I found the curtained-off corner at the back of the store. Pulled off my hoodie. Then my t-shirt. The air was cold on my bare skin for a second before I pulled the flannel on. Buttoned it up from the bottom, left the top two undone. Rolled the sleeves tomy forearms. Looked at myself in the smudged mirror propped against the wall.

It fit. Not tight—just right. The kind of worn-in that made it feel like I'd owned it for years.

I walked back out.

Alex was flipping through the vinyl bin. He looked up.

His mouth opened. Nothing came out.

"Conditions met?" I said.

He stepped closer. His eyes tracking from the open collar down my chest to where the flannel tapered at my waist. Then back up. Slowly.

"You look really sexy like that," he whispered.

Something hot curled in my stomach. I smirked. "Let's go before I drag you into that changing room."

Alex swallowed. Hard. "Yeah. Let's go."

We walked out of the store and I could feel his eyes on me the entire way to the door. Back on the main street, the air hit the exposed skin at my collar but I didn't mind. The flannel was warm.

***

Marlow had a trail.

We found it by accident—a wooden sign at the end of the main street pointing toward HEMLOCK FALLS NATURE WALK, 1.2 MILES. The trail started at the edge of a small parking lot and disappeared into the trees.

"You want to?" Alex asked.

"Yeah. Let's go."

The trail was narrow. Single file at first, then widening into a path big enough for two. The trees arched overhead—maples and oaks, mostly, the leaves turned to fire. Red and gold andorange, the light filtering through the canopy in shafts that made everything glow.

We walked close. Our shoulders bumping. My hand finding his between us—not holding, just touching, the backs of our fingers brushing with every step.

Nobody else on the trail. Just us and the trees and the sound of our footsteps on packed dirt and dry leaves.

"This is disgustingly beautiful," I said.

"You say that like it's an insult."

"It's aggressively picturesque. Like a screensaver came to life."

"You're very romantic."

"I'm realistic.

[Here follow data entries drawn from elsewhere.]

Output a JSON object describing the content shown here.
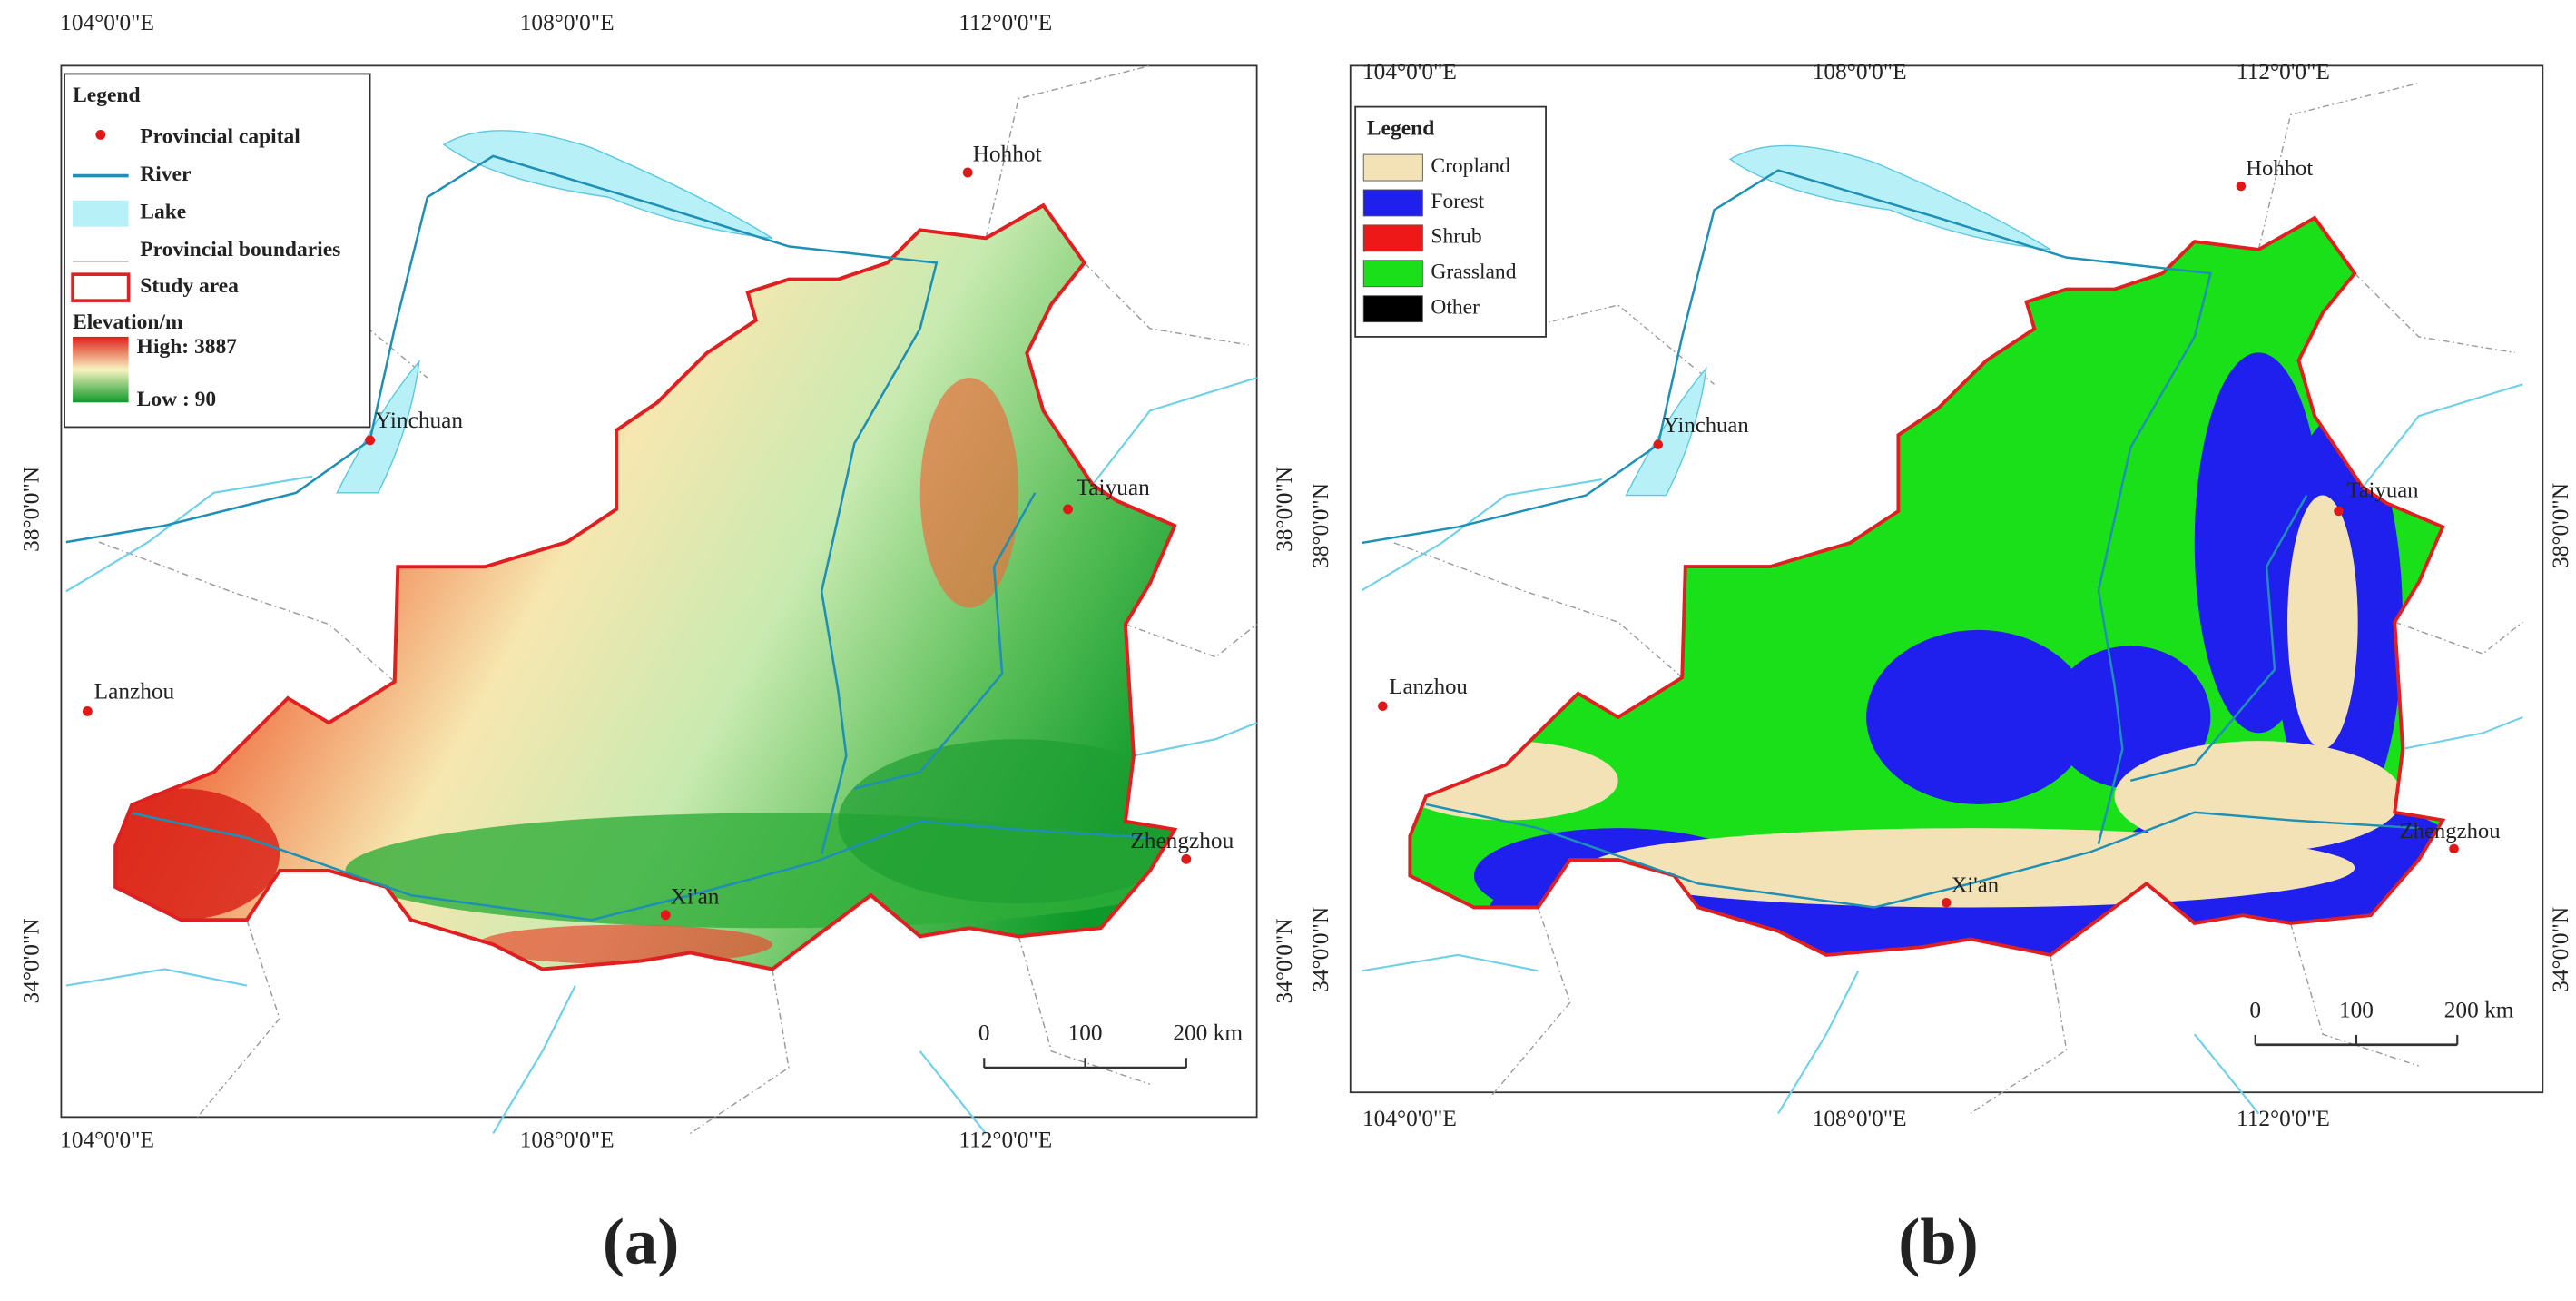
{
  "graticule": {
    "longitudes": [
      "104°0'0\"E",
      "108°0'0\"E",
      "112°0'0\"E"
    ],
    "latitudes": [
      "38°0'0\"N",
      "34°0'0\"N"
    ]
  },
  "cities": [
    "Hohhot",
    "Yinchuan",
    "Taiyuan",
    "Lanzhou",
    "Xi'an",
    "Zhengzhou"
  ],
  "scale_bar": [
    "0",
    "100",
    "200 km"
  ],
  "panels": [
    {
      "caption": "(a)",
      "legend": {
        "title": "Legend",
        "items": [
          "Provincial capital",
          "River",
          "Lake",
          "Provincial boundaries",
          "Study area"
        ],
        "elevation": {
          "title": "Elevation/m",
          "high": "High: 3887",
          "low": "Low : 90"
        }
      }
    },
    {
      "caption": "(b)",
      "legend": {
        "title": "Legend",
        "items": [
          "Cropland",
          "Forest",
          "Shrub",
          "Grassland",
          "Other"
        ]
      }
    }
  ]
}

Nature is trying too hard right now."

Alex laughed, startling a bird out of a bush ten feet ahead. The bird shot into the canopy and Alex flinched and grabbed my arm and I didn't let go of the joke for the next quarter mile.

"A bird, Alex. You jumped at a bird."

"It came out of nowhere." He was brushing a leaf off his jacket like the bird had personally attacked him.

"It came out of a bush. Where birds live."